К полудню добрался Дохсун до деревни, принес добычу. Обрадовались люди, обнимали охотника. Вечером пели у костра песни о храбром Дохсуне, который самого хозяина леса задобрил и от голода людей спас. Улыбался Дохсун, глядя в землю, и чудилось ему, что из темного леса за хатами глядит на него седой медведь.
Утром назавтра собрались охотники у края села и переглянулись — Айны среди них не было. Вечером вернулись счастливые — каждый с добычей, — но и тогда она не появилась. И выдохнули все с облегчением: сгинула вредная.
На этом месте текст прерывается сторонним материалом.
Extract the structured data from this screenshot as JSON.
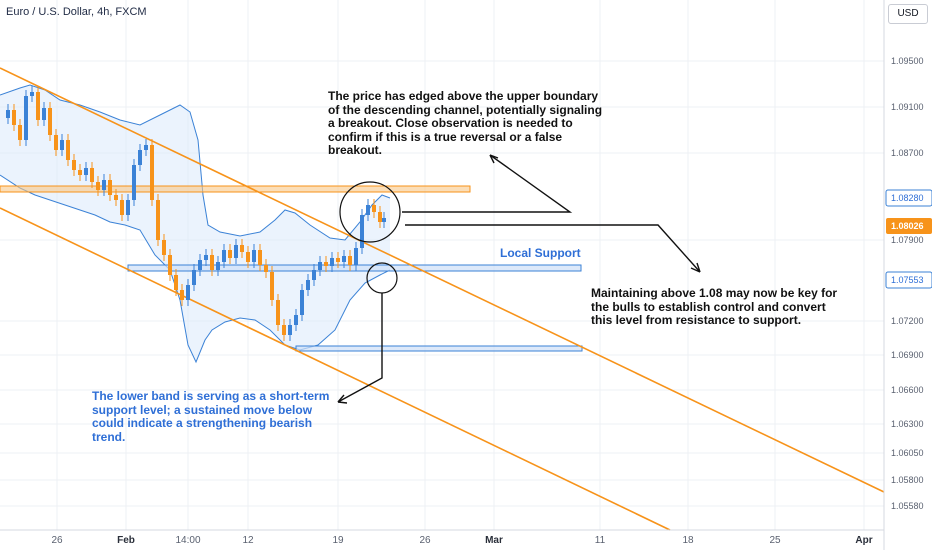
{
  "header": {
    "title": "Euro / U.S. Dollar, 4h, FXCM",
    "currency": "USD"
  },
  "chart_data": {
    "type": "candlestick",
    "symbol": "Euro / U.S. Dollar, 4h, FXCM",
    "y_axis_ticks": [
      "1.09500",
      "1.09100",
      "1.08700",
      "1.07900",
      "1.07200",
      "1.06900",
      "1.06600",
      "1.06300",
      "1.06050",
      "1.05800",
      "1.05580"
    ],
    "x_axis_ticks": [
      "26",
      "Feb",
      "14:00",
      "12",
      "19",
      "26",
      "Mar",
      "11",
      "18",
      "25",
      "Apr"
    ],
    "price_labels": [
      {
        "value": "1.08280",
        "style": "blue-outline"
      },
      {
        "value": "1.08026",
        "style": "orange-fill"
      },
      {
        "value": "1.07553",
        "style": "blue-outline"
      }
    ],
    "ylim": [
      1.0545,
      1.0985
    ],
    "channel": {
      "color": "#f7931a",
      "upper_line": [
        [
          1.094,
          1.058
        ]
      ],
      "lower_line": [
        [
          1.0855,
          1.0525
        ]
      ]
    },
    "bollinger_bands": {
      "color": "#3b82d6"
    },
    "zones": [
      {
        "name": "resistance-zone",
        "color": "#f7931a"
      },
      {
        "name": "local-support-zone",
        "color": "#3b82d6",
        "label": "Local Support"
      },
      {
        "name": "lower-support-zone",
        "color": "#3b82d6"
      }
    ],
    "candles_up_color": "#3b82d6",
    "candles_down_color": "#f7931a"
  },
  "annotations": {
    "top_right": "The price has edged above the upper boundary of the descending channel, potentially signaling a breakout. Close observation is needed to confirm if this is a true reversal or a false breakout.",
    "middle_right": "Maintaining above 1.08 may now be key for the bulls to establish control and convert this level from resistance to support.",
    "bottom_left": "The lower band is serving as a short-term support level; a sustained move below could indicate a strengthening bearish trend.",
    "local_support_label": "Local Support"
  }
}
Поговаривали, правда, что видели ее в лесу, аккурат перед тем, как наткнуться на след. Некоторые, кто помоложе да понаивнее, даже поверили, что это Айна их на следы звериные наводит, а то и вовсе сама дичь к охотникам направляет. Злило это Дохсуна, и признался он, что Айну убил и медведю на съедение оставил. Ходили к тому месту всей деревней, ничего не нашли, но на всякий случай памятный камень поставили. А Дохсуна, хоть и снял он проклятие, стали в деревне сторониться.
До сих пор иногда в окрестностях той деревни в особенно лютые зимы видят легкую фигуру девушки с копьем и луком. Промелькнет она меж деревьев, и каждый охотник невольно улыбается — это Айна стережет его и указывает путь.